As Heard At The 2012 AWP Conference

The following items were heard in or around the 2012 AWP Conference in Chicago, IL, USA, Earth.

“I am nerding out so hard right now.”

“The first time I did coke…”

“You were gently moaning in your sleep.”

“I support your sock choices.”

Cab driver: “You’re with the writing conference? I have a question for you: I don’t understand how the writing and the drinking go together?”

“She just made a Pulitzer Prize winner look like a chump.”

“I recognize your face from Twitter!”

“Writers? Oh, we like you. Lots of business. Especially the bars.”

“Don’t ask permission, just beg forgiveness later. I didn’t ask if I could give you free beer at a panel, I just did it.”

“Those things are whimsical as fuck!”

Lit journal table interaction:
– “Hey, does (former editor) still work there? He asked me for more work.”
– “No, he’s gone, but you should keep submitting.”
– “I don’t really like to submit places unless I have an ‘in,’ you know?”

“Is it just me, or are we surrounded by 10,000 people who look exactly like me?”

“That’s such a poet thing to do.”

“Was that (male writer)?”
“Hell yeah. I’d know that ass anywhere. No, I do mean his butt.”

“I am so hungover. I might never drink again.”

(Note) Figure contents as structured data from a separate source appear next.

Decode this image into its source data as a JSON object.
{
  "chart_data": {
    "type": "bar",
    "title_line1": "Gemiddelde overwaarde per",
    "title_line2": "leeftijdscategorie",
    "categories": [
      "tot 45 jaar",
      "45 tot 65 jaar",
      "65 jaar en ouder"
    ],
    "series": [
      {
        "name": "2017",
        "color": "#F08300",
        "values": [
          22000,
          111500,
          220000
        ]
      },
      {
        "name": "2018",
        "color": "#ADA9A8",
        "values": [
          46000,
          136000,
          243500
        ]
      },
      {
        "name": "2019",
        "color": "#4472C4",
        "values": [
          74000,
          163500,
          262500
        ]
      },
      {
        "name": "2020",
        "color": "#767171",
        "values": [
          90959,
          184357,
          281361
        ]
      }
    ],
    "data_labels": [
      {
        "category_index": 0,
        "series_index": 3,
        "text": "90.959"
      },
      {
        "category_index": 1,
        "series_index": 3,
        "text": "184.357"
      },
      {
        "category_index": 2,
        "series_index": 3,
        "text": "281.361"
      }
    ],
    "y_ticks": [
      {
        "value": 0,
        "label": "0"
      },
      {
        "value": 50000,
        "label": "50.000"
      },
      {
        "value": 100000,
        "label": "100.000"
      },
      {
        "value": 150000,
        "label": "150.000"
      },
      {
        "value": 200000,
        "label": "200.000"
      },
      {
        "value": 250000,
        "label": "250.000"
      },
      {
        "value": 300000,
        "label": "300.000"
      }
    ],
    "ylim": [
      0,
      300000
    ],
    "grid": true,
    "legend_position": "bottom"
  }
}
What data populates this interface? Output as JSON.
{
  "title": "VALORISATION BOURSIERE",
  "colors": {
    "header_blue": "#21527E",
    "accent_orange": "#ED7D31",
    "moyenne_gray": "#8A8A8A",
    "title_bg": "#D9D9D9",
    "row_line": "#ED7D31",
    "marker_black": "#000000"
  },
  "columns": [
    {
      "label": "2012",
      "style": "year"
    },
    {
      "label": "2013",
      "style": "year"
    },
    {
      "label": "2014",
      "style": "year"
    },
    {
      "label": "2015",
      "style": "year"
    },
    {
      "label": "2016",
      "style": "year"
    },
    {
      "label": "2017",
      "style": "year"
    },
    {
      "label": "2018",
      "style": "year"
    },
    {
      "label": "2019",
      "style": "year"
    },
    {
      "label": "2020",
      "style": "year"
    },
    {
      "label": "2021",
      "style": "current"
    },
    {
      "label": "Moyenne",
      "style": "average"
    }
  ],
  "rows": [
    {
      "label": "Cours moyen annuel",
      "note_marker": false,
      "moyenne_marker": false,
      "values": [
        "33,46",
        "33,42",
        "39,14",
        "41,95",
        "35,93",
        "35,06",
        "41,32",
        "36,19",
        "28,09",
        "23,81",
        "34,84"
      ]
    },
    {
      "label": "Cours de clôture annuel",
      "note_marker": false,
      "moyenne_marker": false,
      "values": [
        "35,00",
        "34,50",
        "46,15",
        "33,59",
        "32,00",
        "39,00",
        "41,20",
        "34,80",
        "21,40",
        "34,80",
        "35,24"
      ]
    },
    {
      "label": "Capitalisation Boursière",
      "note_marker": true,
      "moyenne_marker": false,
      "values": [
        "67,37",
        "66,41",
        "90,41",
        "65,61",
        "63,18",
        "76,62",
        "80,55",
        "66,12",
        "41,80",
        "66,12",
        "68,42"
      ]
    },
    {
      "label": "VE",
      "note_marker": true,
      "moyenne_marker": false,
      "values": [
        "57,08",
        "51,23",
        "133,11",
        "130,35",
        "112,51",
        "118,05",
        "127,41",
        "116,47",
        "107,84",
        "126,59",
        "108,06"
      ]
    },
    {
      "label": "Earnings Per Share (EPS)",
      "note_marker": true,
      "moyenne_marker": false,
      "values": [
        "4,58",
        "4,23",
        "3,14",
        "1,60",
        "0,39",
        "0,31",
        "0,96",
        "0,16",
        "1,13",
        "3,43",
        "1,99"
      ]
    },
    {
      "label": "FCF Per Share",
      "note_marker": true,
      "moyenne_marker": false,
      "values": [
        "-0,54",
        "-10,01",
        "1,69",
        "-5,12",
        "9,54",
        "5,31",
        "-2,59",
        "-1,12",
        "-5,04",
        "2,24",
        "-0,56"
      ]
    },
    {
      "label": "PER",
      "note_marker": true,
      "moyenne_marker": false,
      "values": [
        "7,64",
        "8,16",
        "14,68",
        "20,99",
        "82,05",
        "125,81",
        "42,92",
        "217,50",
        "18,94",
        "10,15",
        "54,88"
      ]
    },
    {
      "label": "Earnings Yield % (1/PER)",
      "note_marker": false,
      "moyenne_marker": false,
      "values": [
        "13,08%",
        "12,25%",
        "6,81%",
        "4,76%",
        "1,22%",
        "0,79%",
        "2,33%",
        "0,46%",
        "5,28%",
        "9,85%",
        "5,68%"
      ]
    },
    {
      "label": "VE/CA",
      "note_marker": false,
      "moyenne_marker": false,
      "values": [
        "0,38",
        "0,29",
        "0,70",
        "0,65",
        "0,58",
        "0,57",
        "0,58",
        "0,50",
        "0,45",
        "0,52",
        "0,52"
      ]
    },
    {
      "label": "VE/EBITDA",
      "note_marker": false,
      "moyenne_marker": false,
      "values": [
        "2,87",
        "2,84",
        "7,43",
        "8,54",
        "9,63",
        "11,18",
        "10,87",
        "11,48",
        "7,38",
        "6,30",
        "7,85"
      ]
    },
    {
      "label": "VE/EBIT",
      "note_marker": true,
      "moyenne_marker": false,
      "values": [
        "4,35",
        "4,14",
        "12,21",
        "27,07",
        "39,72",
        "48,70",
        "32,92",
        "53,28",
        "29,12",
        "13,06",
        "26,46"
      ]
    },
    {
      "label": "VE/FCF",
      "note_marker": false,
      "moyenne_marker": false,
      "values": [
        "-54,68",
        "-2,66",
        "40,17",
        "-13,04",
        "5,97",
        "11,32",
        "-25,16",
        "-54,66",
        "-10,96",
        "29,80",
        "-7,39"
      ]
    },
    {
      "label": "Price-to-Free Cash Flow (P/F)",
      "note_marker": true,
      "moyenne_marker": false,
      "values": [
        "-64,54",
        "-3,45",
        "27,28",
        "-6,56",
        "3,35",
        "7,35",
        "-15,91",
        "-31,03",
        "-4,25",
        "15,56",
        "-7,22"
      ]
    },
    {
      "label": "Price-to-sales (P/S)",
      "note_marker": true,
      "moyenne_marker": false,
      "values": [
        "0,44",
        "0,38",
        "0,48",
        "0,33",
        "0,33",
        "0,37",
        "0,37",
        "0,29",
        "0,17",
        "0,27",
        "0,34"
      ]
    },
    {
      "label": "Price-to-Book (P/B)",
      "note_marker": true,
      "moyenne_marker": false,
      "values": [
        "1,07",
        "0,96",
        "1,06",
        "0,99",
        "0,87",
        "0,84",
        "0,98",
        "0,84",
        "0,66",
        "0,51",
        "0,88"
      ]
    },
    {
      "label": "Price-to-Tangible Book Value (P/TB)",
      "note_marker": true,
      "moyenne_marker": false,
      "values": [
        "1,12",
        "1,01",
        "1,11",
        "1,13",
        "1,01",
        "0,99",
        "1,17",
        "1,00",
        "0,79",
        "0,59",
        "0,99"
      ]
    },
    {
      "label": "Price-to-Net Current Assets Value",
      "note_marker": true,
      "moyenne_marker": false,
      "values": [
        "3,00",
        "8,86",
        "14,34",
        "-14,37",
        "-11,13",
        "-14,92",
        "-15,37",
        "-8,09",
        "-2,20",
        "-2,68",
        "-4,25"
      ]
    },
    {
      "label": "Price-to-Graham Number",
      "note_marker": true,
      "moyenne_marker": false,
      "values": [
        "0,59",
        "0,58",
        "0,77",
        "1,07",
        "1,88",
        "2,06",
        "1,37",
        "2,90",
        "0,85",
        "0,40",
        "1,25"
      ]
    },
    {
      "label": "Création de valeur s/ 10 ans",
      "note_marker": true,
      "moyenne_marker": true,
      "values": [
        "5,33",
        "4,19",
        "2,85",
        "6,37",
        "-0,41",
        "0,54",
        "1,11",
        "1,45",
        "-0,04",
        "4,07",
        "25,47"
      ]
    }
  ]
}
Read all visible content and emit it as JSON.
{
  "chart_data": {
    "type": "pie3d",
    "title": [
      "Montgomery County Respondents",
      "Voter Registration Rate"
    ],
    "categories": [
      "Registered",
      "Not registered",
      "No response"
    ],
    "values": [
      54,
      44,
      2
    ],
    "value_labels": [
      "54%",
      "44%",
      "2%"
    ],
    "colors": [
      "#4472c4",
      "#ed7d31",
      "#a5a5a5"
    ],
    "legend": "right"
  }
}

“He kept going on and on about theory and all I could think was, ‘Bullshit, bullshit, bullshit.'”

“How are you doing?”
“I’m hanging in there. Sooo tired, though.”
“What have you done today?”
“Ate some food. Walked around the Bookfair for twenty minutes. Thinking about where to go for drinks.”

Writers at a restaurant:
“How long is the wait?”
“Well how many people do you have?’
“It’ll be about four hours.”

“How was the reading?”
“Consider my face melted off.”

Also, 10,000 variations of:

“I’ve gotta get the hell outta here.”
“I need some ‘me’ time.”
“I hate everyone.”
“I can’t handle how crowded it is.”
“Seriously, I’ve gotta get the hell outta here.”

And lastly:

“How are people in Chicago so nice? I don’t understand.”


  • Rachel Hartley-Smith says:

    My favorite is the cab driver’s quote. Last time I was in Chicago, I think I had a cab driver or two change my life – Well, there were some interesting conversations, but the one’s who had the most impact were the driver’s who made me truly appreciate being dropped off at the curb still breathing and whole.

    • Melissa says:

      Ha! None of our cab drivers were particularly alarming drivers, but I did have a really great conversation with a man who was originally from Ghana, moved to NY, and had lived in Chicago for about seven years. He was so great that I wished our cab ride had been longer. Ten minutes was not enough.

  • Monet Thomas says:

    “That’s such a poet thing to do.” Applies to so many great and horrible things.

  • leyna krow says:

    Aha! Forgot about some of these; you’ve got a good ear for the weird, to be sure. This brought me much joy. Nice work.

  • Jason Sommer jason says:

    well reported, my friend. excellent post.

    also: people in chicago are so nice because we’re super fucking awesome and yet oh so humble.

    • Monet Thomas says:

      bwahaahahaha! I just pointed and laughed at you, Jason.

    • Is it weird that the primary thing I noticed about your response was that you didn’t bleep out parts of the curse word like you usually do? Maybe I’m influencing you for the worse in the same way that I’m ruining KMac’s vocabulary and sense of propriety. I’m like the opposite of that leader who makes you stretch to meet their high standards- instead, I’m the guy who makes it okay for everyone else to act like commonfolk. Again, so proud.

  • Melissa says:

    Wait, I would like to offer a correction: the cab driver used perfectly proper English. The typing mistake was my AWP-addled brain cranking out this post and has now been corrected.

  • Katrina says:

    This is fantastic. I’d say this is a good summary of AWP Chicago 2012.

  • Cathie Smathie says:

    hahha This is such a great list! My favorites:

    “She just made a Pulitzer Prize winner look like a chump.”
    “Those things are whimsical as fuck!”

    • Melissa says:

      Re: the first one, it was a true story.

      Re: the second one, the reason you love it is probably because Leyna said it. She’s that awesome. Plus it was the absolutely only way to describe the items in question.